Mai 2007 - Rabelais: Gargantua und Pantagruel

  • Hallo!


    Was lange währt :smile:


    Donald Frame: Rabelais. A Study
    (Harcourt Brace Javonovich, New York 1977)


    Um die Beschäftigung mit den fünf Büchern rund um "Gargantua" und "Pantagruel" abzuschließen, las ich noch diese prägnante Monographie von Donald Frame, dessen Buch über Montaigne ich schon sehr hilfreich fand. Der Autor beginnt mit einem kurzen einleitenden Artikel über das Zeitgeschehen, um dann das Wenige zu referieren, was über Rabelais' Biographie bekannt ist. Auftakt zur Auseinandersetzung mit dem Werk sind fünf Kapitel über die einzelnen Bücher, in denen Frame Form & Inhalt strukturiert wider gibt, nicht ohne den Stand der damaligen Forschung zu berücksichtigen. Dabei könnte es sich auch um ausführliche Beiträge zu einem Handbuch handeln.
    Danach nimmt sich Frame diverse Themenkreise vor, denen er systematisch durch das Gesamtwerk folgt. Darunter "Comedy and the Carnivalesque", "Satire and Fantasy", "Storytelling" und "Humanism and Evangelism". Das ist erhellend zu lesen, zumal Frame einen klassischen englischen Gelehrtenstil schreibt, der frei von allen Obskurantismen ist. Sehr empfehlenswert für alle, die sich für diese in jeder Hinsicht außergewöhnlichen Bücher interessieren.

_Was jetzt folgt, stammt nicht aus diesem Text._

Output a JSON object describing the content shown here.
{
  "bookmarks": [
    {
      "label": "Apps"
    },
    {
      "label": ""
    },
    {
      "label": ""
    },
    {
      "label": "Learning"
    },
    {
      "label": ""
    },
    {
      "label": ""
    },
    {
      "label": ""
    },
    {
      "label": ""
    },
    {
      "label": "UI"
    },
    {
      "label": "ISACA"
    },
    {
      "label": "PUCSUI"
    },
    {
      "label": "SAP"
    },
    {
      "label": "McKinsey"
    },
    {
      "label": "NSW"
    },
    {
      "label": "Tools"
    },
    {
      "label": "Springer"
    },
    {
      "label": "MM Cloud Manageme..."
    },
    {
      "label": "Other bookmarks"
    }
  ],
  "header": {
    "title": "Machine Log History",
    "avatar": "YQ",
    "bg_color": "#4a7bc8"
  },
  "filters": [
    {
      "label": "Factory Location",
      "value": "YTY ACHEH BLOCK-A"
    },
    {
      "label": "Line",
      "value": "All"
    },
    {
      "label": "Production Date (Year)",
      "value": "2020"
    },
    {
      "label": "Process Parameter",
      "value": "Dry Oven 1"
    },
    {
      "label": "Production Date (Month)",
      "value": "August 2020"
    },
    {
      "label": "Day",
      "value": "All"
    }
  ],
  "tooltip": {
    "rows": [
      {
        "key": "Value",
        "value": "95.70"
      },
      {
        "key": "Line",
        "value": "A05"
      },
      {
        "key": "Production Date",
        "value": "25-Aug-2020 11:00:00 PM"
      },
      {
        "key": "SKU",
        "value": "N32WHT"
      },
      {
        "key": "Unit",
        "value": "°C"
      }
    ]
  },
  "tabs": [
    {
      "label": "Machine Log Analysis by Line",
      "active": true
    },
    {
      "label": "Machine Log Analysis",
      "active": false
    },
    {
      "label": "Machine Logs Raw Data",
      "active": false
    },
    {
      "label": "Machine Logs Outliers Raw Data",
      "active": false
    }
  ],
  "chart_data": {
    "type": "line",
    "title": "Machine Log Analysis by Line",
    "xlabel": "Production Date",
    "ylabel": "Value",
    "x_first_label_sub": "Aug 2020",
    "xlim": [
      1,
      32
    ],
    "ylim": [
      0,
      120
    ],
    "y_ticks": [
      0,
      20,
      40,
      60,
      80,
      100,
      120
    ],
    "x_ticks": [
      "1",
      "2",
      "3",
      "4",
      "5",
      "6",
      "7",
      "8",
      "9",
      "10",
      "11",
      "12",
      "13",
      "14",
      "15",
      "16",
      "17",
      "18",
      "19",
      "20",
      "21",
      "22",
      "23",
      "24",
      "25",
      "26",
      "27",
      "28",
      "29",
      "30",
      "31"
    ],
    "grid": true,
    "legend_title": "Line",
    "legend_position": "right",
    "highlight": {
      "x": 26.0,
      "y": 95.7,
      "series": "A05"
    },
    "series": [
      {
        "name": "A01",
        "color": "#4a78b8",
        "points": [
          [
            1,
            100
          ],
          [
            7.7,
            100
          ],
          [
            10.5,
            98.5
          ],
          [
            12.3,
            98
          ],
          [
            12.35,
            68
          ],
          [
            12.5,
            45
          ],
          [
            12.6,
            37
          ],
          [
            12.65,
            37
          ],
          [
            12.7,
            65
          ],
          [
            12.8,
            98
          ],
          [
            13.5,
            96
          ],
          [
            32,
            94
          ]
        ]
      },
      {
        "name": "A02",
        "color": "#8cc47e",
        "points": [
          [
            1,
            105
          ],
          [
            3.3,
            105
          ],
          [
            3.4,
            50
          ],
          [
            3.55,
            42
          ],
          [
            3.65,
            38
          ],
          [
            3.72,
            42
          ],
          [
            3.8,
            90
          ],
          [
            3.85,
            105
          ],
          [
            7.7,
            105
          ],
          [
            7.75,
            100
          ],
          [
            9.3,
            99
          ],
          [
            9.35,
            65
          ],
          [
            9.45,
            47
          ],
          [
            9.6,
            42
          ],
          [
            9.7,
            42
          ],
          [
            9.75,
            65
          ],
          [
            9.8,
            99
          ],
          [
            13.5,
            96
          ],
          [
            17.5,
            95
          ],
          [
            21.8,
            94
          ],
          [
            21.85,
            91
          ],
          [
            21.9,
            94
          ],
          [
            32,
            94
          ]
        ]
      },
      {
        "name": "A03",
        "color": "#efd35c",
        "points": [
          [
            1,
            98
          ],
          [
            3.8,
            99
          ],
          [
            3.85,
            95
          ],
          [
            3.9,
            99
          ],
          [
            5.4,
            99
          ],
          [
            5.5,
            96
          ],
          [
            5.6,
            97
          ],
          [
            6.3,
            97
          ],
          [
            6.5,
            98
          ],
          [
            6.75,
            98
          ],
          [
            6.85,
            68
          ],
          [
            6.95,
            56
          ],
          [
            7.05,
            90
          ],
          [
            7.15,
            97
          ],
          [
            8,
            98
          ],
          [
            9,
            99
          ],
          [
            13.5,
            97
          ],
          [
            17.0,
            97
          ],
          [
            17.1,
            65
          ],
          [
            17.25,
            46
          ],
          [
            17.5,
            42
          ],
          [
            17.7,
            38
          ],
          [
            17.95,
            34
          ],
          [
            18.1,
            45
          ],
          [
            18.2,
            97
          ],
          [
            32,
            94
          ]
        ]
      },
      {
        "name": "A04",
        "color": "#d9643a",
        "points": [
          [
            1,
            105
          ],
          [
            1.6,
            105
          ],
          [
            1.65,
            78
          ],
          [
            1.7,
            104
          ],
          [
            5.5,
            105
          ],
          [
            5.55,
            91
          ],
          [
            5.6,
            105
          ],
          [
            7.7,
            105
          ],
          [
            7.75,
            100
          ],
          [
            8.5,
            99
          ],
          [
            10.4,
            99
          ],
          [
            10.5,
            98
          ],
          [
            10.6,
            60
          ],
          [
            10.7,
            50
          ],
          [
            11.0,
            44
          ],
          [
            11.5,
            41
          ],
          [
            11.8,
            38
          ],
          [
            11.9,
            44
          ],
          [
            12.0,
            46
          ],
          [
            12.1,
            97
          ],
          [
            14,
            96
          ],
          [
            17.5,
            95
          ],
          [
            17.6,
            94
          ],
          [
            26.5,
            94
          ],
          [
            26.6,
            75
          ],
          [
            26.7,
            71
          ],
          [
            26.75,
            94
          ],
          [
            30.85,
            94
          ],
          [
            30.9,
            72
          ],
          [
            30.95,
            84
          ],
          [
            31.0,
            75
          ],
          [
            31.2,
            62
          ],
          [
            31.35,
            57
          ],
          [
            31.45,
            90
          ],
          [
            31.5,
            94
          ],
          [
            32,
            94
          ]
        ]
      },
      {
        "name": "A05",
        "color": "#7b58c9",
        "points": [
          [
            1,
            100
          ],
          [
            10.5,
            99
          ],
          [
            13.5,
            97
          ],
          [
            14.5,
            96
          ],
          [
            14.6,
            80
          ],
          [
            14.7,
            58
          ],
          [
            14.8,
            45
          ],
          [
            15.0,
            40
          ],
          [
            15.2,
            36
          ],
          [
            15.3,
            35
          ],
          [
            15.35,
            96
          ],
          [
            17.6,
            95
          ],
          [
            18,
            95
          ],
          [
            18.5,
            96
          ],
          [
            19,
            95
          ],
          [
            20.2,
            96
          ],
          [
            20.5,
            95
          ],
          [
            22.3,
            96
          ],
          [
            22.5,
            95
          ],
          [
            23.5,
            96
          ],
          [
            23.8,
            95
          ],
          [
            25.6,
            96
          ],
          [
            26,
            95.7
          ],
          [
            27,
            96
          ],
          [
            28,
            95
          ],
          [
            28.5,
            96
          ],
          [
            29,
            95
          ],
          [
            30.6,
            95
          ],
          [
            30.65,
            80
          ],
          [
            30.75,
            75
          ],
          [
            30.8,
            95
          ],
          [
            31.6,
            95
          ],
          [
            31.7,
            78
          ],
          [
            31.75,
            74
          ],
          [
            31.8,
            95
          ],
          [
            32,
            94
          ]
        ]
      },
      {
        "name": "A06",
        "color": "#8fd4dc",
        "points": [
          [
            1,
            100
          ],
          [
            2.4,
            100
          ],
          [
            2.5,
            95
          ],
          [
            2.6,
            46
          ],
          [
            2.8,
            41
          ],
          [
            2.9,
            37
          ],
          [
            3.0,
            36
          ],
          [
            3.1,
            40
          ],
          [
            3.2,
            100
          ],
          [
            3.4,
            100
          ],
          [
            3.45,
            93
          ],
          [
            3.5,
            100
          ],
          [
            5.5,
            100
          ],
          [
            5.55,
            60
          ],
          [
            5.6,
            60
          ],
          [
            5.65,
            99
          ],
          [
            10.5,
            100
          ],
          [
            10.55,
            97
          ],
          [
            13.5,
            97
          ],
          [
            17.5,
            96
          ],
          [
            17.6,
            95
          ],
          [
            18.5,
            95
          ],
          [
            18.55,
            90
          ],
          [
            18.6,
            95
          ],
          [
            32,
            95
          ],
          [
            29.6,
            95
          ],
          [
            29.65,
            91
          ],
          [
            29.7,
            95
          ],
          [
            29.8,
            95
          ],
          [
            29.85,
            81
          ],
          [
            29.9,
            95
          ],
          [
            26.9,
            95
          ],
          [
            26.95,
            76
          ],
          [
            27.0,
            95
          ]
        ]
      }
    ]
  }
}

  • Danke für diesen Beitrag. Er wird mich allerdings nicht dazu verlocken, das Buch zu lesen. Mein Bedarf an Sekundärliteratur ist im Grossen und Ganzen für den Rest meines Lebens ja gedeckt ... ;)

    Wo nehme ich nur all die Zeit her, so viel nicht zu lesen? - Karl Kraus

  • Hallo zusammen,


    seit gestern geht's bei mir mit dem fünften (und letzten) Buch weiter. Es scheint inhaltlich nahtlos an das vierte Buch anzuschließen und berichtet von Abenteuern auf einer Seefahrt durch das Nordmeer, die wieder an Lukians "Wahre Geschichte" erinnern. Gleich zu Beginn gibt es die meiner Erinnerung nach bislang offenste Kritik an der Katholischen Kirche und ihrem Klerus, der als (faule, gierige und rücksichtlose) Vögel dargestellt wird.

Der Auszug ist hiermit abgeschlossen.